Here are brief summaries of the key concepts:

  • Dickens’s antipathy to fact-based knowledge - Dickens had an aversion to knowledge solely based on facts without understanding context or humanity.

  • global - Refers to knowledge being spread widely across the world through digital networks.

  • statistical support for Bentham’s ideas - Early statistical analysis provided empirical backing for philosopher Jeremy Bentham’s utilitarian philosophy.

  • Social tools: information overload - Online social tools like tagging and networks can help manage information overload.

  • Society of Professional Journalists - A professional organization for journalists that sets ethical standards.

  • Socrates - The ancient Greek philosopher who emphasized questioning beliefs rather than asserting facts.

  • Software defaults - The preset options in software programs that shape how people use technology.

  • Statistics - The emergence of statistics as a field provided a new way to analyze large data sets.

  • Sub-networks -Specialized interest networks that form within larger online communities.

  • Transparency - The openness and visibility of information, processes, and institutions. Seen as important for accountability.

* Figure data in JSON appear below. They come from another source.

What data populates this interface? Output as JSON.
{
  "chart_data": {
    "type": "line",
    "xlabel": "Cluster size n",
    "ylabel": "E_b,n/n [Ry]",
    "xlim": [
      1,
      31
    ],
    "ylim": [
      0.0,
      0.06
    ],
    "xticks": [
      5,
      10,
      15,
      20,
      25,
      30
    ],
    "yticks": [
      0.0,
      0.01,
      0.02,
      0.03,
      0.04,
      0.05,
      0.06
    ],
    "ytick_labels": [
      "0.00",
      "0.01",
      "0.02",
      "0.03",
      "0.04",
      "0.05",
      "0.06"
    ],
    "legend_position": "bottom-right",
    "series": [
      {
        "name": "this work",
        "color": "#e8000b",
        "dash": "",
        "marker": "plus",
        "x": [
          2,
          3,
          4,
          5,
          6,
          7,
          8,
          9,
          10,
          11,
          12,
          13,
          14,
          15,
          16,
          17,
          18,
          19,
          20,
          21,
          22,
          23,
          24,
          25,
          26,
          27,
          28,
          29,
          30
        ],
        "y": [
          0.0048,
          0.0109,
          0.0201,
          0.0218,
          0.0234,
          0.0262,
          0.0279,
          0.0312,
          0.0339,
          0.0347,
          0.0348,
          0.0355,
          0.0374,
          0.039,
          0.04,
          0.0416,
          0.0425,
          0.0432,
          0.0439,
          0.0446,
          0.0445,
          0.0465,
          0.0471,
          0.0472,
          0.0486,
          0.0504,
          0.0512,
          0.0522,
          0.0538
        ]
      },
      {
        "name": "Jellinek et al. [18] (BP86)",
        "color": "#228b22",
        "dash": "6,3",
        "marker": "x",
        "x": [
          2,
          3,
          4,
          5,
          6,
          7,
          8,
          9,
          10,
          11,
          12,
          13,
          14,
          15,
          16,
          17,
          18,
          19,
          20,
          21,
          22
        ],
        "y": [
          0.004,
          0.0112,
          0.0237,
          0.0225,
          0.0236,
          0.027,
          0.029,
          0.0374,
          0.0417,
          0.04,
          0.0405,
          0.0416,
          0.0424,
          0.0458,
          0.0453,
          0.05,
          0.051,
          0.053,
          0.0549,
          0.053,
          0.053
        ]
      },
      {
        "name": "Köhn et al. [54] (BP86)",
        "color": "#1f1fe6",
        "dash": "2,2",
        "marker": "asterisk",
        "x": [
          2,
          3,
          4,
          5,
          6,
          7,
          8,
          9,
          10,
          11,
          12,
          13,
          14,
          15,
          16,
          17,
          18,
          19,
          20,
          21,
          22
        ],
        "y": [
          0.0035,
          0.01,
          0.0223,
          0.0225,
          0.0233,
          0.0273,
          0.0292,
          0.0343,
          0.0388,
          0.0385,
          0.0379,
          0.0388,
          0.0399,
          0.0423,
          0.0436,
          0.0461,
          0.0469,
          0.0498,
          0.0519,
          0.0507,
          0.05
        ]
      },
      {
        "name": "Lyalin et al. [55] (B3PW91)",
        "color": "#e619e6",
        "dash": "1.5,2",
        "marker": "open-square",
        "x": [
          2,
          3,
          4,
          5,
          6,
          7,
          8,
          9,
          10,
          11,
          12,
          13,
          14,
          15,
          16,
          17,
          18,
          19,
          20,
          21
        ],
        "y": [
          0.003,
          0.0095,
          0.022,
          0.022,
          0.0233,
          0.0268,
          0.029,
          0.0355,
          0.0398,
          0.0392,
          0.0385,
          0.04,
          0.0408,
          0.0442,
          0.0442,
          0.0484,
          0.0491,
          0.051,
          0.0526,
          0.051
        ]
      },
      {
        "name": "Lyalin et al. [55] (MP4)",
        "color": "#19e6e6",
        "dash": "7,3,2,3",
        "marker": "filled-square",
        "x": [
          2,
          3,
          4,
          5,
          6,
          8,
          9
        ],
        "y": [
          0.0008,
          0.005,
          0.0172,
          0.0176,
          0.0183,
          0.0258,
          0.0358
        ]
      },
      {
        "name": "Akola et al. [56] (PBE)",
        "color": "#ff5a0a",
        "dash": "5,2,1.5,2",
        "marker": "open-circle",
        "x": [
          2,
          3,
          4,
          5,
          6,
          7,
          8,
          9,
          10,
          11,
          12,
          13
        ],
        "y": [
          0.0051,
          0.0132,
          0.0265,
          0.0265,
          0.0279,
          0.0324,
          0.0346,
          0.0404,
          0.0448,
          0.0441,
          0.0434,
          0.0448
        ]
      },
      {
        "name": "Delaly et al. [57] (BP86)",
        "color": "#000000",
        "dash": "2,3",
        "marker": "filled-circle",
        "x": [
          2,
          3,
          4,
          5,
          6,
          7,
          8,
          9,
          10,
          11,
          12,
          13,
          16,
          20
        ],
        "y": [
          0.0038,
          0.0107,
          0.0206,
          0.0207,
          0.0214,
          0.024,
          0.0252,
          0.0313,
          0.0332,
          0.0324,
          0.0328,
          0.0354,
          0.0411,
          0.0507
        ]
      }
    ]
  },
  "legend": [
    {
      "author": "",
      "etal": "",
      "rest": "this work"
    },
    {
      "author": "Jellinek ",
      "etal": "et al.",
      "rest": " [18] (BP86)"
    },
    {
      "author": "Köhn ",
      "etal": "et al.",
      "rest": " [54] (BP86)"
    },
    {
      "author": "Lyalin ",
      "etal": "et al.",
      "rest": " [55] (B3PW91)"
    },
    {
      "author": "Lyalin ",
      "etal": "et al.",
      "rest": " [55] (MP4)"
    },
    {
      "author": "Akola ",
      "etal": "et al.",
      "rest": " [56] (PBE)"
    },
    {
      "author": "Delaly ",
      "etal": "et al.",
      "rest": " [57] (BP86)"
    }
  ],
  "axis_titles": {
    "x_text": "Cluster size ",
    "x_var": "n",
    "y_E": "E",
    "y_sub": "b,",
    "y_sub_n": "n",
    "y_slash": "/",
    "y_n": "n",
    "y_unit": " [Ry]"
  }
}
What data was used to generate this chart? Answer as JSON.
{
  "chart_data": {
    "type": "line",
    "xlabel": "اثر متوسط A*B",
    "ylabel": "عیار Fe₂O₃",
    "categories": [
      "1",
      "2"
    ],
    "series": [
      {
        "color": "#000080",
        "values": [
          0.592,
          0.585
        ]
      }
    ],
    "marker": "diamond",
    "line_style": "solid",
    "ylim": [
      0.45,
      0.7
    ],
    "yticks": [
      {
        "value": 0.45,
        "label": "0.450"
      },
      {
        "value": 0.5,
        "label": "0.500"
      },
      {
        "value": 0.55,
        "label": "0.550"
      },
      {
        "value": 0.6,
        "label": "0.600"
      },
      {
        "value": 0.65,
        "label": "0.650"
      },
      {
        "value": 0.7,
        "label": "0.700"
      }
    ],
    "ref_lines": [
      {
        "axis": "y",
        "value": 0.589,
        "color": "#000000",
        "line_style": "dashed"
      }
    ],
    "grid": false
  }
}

  • Truth -The discussion focuses on truth as dependent on context and interpretation rather than absolute facts. Networked knowledge allows new perspectives.

  • Wikipedia - Used as an example of a knowledge system that harnesses collective intelligence but also faces challenges of reliability and bias.

  • The Wisdom of Crowds - A business book advocating the idea that large groups of people can collectively make better predictions than experts. Relates to concepts of wise crowds and collective intelligence.